The news outlet published the news after three anonymous Democratic officials reportedly confirmed it after speaking with Warren's inner circle. Two of them bluntly stated, "She wants it."
The report also noted that Warren has "developed a relationship with Biden as an economic adviser" since she dropped out the presidential race last spring.
Warren spokesperson Kristen Orthman did not deny the report in a comment to Politico, but said, "It's 5 days out, we're focused on the election and encourage everyone else to be as well."
Why does it matter?
The news comes as progressive voices, such as Rep. Alexandria Ocasio-Cortez (D-N.Y.) and Rep. Illhan Omar (D-Minn.), have forecasted their intention of pushing for far-left policy initiatives should Democrats win the presidency and regain control of the Senate.
"We will have a cohort of progressives that are very clear about their objectives for wanting the implementation of Medicare for All and a Green New Deal and raising the minimum wage and not allowing for fracking," Omar vowed during a recent interview.
Democratic socialist Sen. Bernie Sanders (I-Vt.), who, like Warren, also ran unsuccessfully in the Democratic primary, has reportedly expressed strong interest in Biden's Labor Secretary position.

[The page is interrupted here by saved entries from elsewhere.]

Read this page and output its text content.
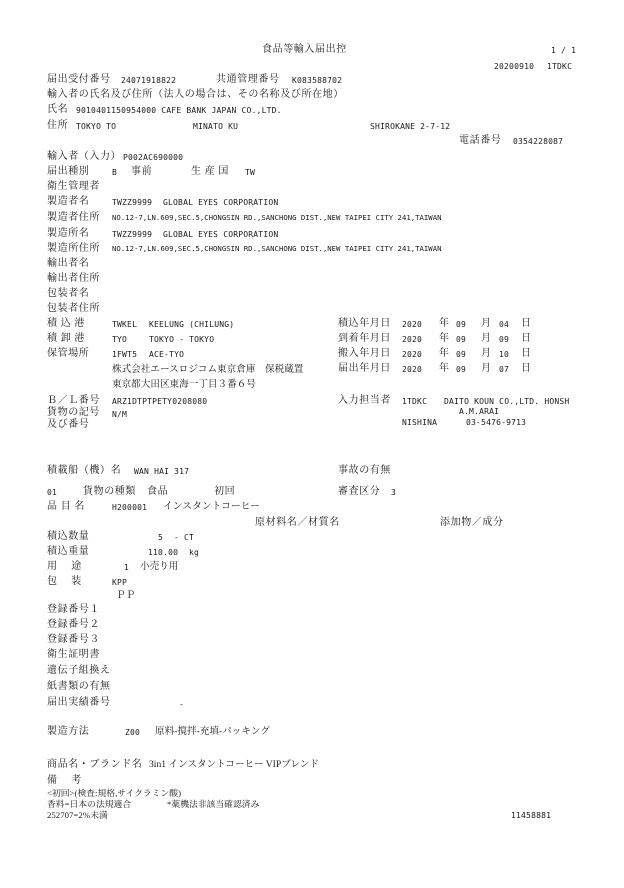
食品等輸入届出控	1 / 1
20200910 1TDKC
届出受付番号 24071918822	共通管理番号 K083588702
輸入者の氏名及び住所（法人の場合は、その名称及び所在地）
氏名 9010401150954000 CAFE BANK JAPAN CO.,LTD.
住所 TOKYO TO	MINATO KU	SHIROKANE 2-7-12
電話番号 0354228087
輸入者（入力） P002AC690000
届出種別	B 事前	生 産 国 TW
衛生管理者
製造者名	TWZZ9999 GLOBAL EYES CORPORATION
製造者住所 NO.12-7,LN.609,SEC.5,CHONGSIN RD.,SANCHONG DIST.,NEW TAIPEI CITY 241,TAIWAN
製造所名	TWZZ9999 GLOBAL EYES CORPORATION
製造所住所 NO.12-7,LN.609,SEC.5,CHONGSIN RD.,SANCHONG DIST.,NEW TAIPEI CITY 241,TAIWAN
輸出者名
輸出者住所
包装者名
包装者住所
積 込 港	TWKEL KEELUNG (CHILUNG)
積 卸 港	TYO	TOKYO - TOKYO
保管場所	1FWT5 ACE-TYO
株式会社エースロジコム東京倉庫　保税蔵置
東京都大田区東海一丁目３番６号
積込年月日 2020 年 09 月 04 日
到着年月日 2020 年 09 月 09 日
搬入年月日 2020 年 09 月 10 日
届出年月日 2020 年 09 月 07 日
Ｂ／Ｌ番号 ARZ1DTPTPETY0208080
貨物の記号
及び番号
N/M
入力担当者 1TDKC DAITO KOUN CO.,LTD. HONSH
A.M.ARAI
NISHINA	03-5476-9713
積載船（機）名 WAN HAI 317	事故の有無
01	貨物の種類 食品	初回	審査区分 3
品 目 名	H200001 インスタントコーヒー
原材料名／材質名	添加物／成分
積込数量	5 - CT
積込重量	110.00 kg
用　 途	1 小売り用
包　 装	KPP
ＰＰ
登録番号１
登録番号２
登録番号３
衛生証明書
遺伝子組換え
紙書類の有無
届出実績番号	-
製造方法	Z00 原料-撹拌-充填-パッキング
商品名・ブランド名 3in1 インスタントコーヒー VIPブレンド
備　 考
<初回>(検査:規格,サイクラミン酸)
香料=日本の法規適合	*薬機法非該当確認済み
252707=2%未満	11458881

Biden, who in the primary was considered to be a more moderate voice of the party, has already veered to the left significantly during his presidential campaign, notably signing off on the "Biden-Sanders Unity Task Force Recommendations." The lengthy document details shared policy initiatives from the Biden and Sanders camps on a broad spectrum of issues, including climate change, health care, criminal justice, and education.

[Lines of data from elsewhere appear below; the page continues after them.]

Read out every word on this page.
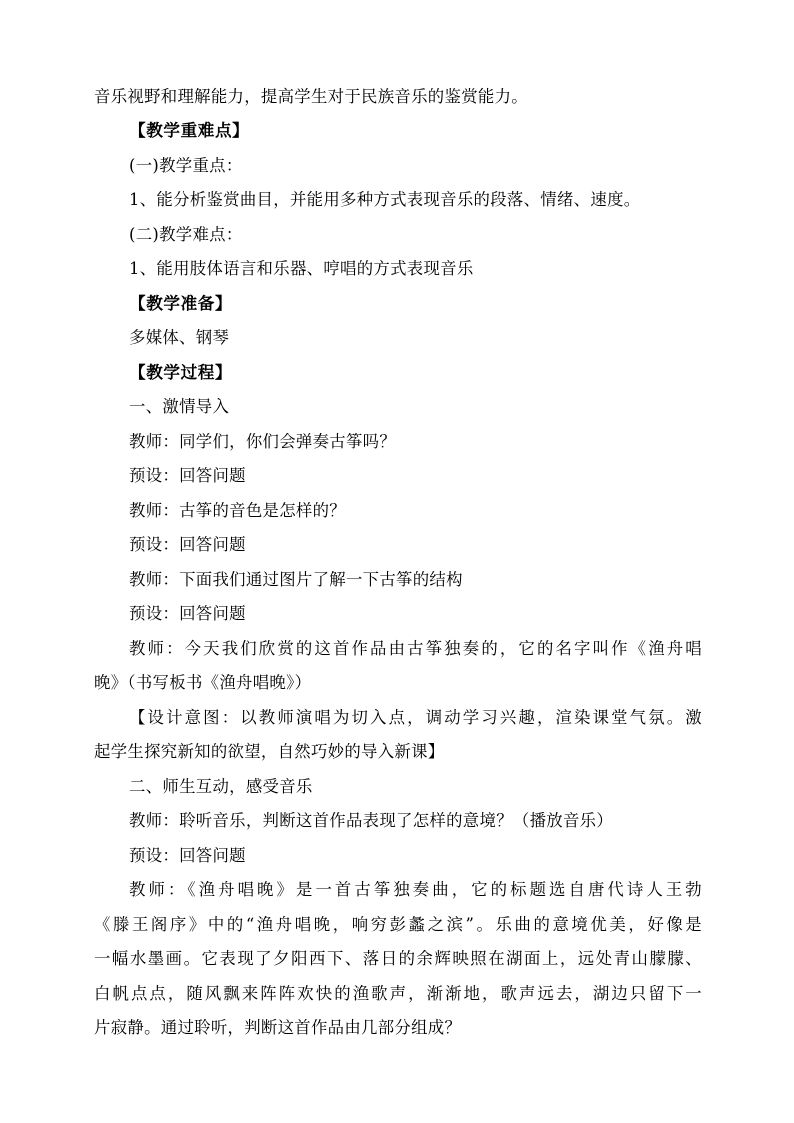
音乐视野和理解能力，提高学生对于民族音乐的鉴赏能力。
【教学重难点】
(一)教学重点：
1、能分析鉴赏曲目，并能用多种方式表现音乐的段落、情绪、速度。
(二)教学难点：
1、能用肢体语言和乐器、哼唱的方式表现音乐
【教学准备】
多媒体、钢琴
【教学过程】
一、激情导入
教师：同学们，你们会弹奏古筝吗？
预设：回答问题
教师：古筝的音色是怎样的？
预设：回答问题
教师：下面我们通过图片了解一下古筝的结构
预设：回答问题
教师：今天我们欣赏的这首作品由古筝独奏的，它的名字叫作《渔舟唱
晚》（书写板书《渔舟唱晚》）
【设计意图：以教师演唱为切入点，调动学习兴趣，渲染课堂气氛。激
起学生探究新知的欲望，自然巧妙的导入新课】
二、师生互动，感受音乐
教师：聆听音乐，判断这首作品表现了怎样的意境？（播放音乐）
预设：回答问题
教师：《渔舟唱晚》是一首古筝独奏曲，它的标题选自唐代诗人王勃
《滕王阁序》中的“渔舟唱晚，响穷彭蠡之滨”。乐曲的意境优美，好像是
一幅水墨画。它表现了夕阳西下、落日的余辉映照在湖面上，远处青山朦朦、
白帆点点，随风飘来阵阵欢快的渔歌声，渐渐地，歌声远去，湖边只留下一
片寂静。通过聆听，判断这首作品由几部分组成？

Due to the collaboration that Biden has had with the progressive wing of the party, Sanders remarkably predicted that Biden will be "the most progressive president since FDR."
According to Politico, aside from Warren, other contenders for the post include: "Federal Reserve Governor Lael Brainard; Sarah Bloom Raskin, a former Treasury Department official; and Roger Ferguson, former Federal Reserve vice chairman and current CEO of financial services giant TIAA."
During her campaign, Warren espoused some of the most progressive economic policies among the field of candidates, especially as it pertained to taxing the wealthy.
She even proposed a tax plan that when applied could result in hiking federal tax rates for some Americans as high as 158%.